New Central Bank Chief Says Colombia Rate Cut Isn’t Inevitableby and
Echavarria reiterates goal of inflation below 4% by year end
One-time Yellen student cites split vote at last rate meeting
Colombia’s new central bank chief said it’s too soon for policy makers to declare victory over inflation and that policy makers won’t necessarily cut rates again this month if they’re unsure of hitting their target.
“The more uncertainty you get, the less you should reduce rates, because we have to get inflation in the range of 2 percent to 4 percent -- that’s very important,” Governor Juan Jose Echavarria said Sunday, in an interview in Basel. “We have to guarantee that we are in the inflation range at the end of the year.”
Echavarria, a one-time student of Federal Reserve Chair Janet Yellen when she taught at Harvard in the 1970s, takes over at Colombia’s central bank as it tries to balance the risks of inflation remaining above its target for an extended period against the threat of too steep a slowdown.

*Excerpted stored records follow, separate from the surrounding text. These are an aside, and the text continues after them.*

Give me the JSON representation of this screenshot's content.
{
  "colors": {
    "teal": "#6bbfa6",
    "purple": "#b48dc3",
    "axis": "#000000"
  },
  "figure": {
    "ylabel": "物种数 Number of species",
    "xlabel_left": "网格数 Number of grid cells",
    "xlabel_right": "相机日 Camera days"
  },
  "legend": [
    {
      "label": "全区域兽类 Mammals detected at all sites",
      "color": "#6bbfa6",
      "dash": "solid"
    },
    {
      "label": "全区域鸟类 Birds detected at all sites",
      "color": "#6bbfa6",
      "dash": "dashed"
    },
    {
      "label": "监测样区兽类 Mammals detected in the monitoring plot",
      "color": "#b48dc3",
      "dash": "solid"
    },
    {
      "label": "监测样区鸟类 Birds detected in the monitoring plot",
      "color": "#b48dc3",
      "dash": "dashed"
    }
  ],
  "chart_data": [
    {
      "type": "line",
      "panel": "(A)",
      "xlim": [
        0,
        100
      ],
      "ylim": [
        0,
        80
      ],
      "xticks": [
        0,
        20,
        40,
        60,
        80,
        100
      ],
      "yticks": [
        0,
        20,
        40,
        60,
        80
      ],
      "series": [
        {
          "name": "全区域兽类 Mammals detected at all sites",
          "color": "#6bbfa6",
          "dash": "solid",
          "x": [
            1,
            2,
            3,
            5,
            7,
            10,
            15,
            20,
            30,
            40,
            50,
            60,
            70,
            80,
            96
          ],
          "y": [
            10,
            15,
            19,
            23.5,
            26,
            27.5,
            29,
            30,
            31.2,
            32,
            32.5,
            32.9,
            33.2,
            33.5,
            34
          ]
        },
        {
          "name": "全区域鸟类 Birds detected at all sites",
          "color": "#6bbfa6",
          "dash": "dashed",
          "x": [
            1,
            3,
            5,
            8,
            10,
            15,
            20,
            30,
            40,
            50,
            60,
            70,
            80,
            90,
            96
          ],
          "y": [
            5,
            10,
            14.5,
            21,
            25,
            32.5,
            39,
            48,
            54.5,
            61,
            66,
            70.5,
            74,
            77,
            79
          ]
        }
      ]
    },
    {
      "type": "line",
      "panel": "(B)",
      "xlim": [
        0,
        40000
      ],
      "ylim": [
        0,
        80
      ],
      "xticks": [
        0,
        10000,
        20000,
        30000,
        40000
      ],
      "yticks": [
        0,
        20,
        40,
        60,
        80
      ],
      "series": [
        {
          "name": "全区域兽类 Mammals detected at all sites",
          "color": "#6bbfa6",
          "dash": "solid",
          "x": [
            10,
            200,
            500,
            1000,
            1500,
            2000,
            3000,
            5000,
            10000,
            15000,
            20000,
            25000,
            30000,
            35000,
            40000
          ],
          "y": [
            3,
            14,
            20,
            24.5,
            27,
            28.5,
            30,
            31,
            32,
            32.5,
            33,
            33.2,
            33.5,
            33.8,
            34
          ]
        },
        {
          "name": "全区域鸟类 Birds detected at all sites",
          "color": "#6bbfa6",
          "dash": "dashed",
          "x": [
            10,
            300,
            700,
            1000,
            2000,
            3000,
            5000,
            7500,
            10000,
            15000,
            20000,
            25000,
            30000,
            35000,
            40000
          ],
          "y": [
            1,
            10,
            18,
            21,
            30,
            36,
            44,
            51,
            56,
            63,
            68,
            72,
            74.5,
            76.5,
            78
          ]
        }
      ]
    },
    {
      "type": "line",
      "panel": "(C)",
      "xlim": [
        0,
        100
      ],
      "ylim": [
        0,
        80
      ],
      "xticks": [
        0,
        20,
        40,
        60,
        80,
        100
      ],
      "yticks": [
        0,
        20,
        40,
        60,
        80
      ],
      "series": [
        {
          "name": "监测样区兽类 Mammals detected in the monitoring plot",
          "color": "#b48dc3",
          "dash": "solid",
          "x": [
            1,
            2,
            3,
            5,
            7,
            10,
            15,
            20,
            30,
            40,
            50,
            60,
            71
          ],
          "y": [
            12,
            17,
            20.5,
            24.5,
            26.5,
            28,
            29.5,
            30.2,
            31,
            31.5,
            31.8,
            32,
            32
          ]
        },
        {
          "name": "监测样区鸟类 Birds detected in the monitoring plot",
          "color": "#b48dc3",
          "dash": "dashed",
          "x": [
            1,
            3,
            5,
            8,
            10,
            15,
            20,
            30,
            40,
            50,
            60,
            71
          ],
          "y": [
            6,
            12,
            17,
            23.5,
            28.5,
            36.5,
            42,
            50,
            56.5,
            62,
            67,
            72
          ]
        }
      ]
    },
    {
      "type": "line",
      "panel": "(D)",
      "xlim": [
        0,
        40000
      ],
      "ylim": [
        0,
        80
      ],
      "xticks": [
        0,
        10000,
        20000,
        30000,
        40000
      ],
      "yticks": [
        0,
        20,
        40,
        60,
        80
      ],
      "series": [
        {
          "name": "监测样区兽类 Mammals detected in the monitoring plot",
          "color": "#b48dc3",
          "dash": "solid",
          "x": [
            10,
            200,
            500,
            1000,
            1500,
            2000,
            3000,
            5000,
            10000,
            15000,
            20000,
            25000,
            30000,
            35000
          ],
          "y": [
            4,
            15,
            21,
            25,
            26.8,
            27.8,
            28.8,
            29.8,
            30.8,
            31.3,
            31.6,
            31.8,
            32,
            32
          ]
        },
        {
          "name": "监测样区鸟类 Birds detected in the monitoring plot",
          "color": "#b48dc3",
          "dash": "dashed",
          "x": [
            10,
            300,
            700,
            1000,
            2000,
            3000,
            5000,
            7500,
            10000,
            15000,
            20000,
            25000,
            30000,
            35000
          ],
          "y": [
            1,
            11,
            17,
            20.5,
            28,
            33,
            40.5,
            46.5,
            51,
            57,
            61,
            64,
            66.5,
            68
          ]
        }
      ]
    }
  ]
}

The bank cut borrowing costs for the first time in almost four years last month, as the economy grows at its weakest pace since the global financial crisis, with a contracting mining and energy sector.
The split among board members over whether to hold or cut rates is likely to continue at the January policy meeting, Echavarria said. If the board sees inflation isn’t approaching the target, “we have to keep rates up,” he said.
“In the last meeting, the vote was four in favor of decreasing and three opposing it, and I think it will be very similar to that next discussion,” he said. “It’s not very clear what to do.”
Annual inflation slowed to 5.75 percent in December, exceeding the forecasts of all 22 analysts in a Bloomberg survey, whose median forecast was 5.61 percent. Echavarria said that food price inflation was not as favorable as expected, but that the overall result had been within the range of outcomes foreseen by the bank. Consumer price rises hit a 16-year high of 8.97 percent in July, as a drought hit food supplies and a weaker peso raised import prices.
Echavarria said the bank’s goal of getting inflation back within its target range “keeps me awake at nights, because inflation figures are high. Mexico, Peru and Chile have an inflation record that is much better than we have, these days.”
Echavarria, 65, is a close ally of President Juan Manuel Santos and was an adviser on economic affairs in Santos’s 2014 re-election campaign. Nomura Holdings Inc. said this could hurt perceptions of the bank’s independence, especially given that Santos recently called for interest rate cuts. Asked whether these fears were legitimate, Echavarria said he owed his position to the bank’s board, rather than to Santos.
Economists surveyed by Bloomberg estimate that the economy expanded 1.9 percent last year, which would be slowest pace since 2009. Echavarria said that the economy has tended to grow at about 4.5 percent over the last two decades and that the current growth rate is “unsatisfactory”, even if other countries in the region are doing worse.
Echavarria cited Nobel laureate Paul Krugman and former Federal Reserve Chair Ben Bernanke among the economists he admires.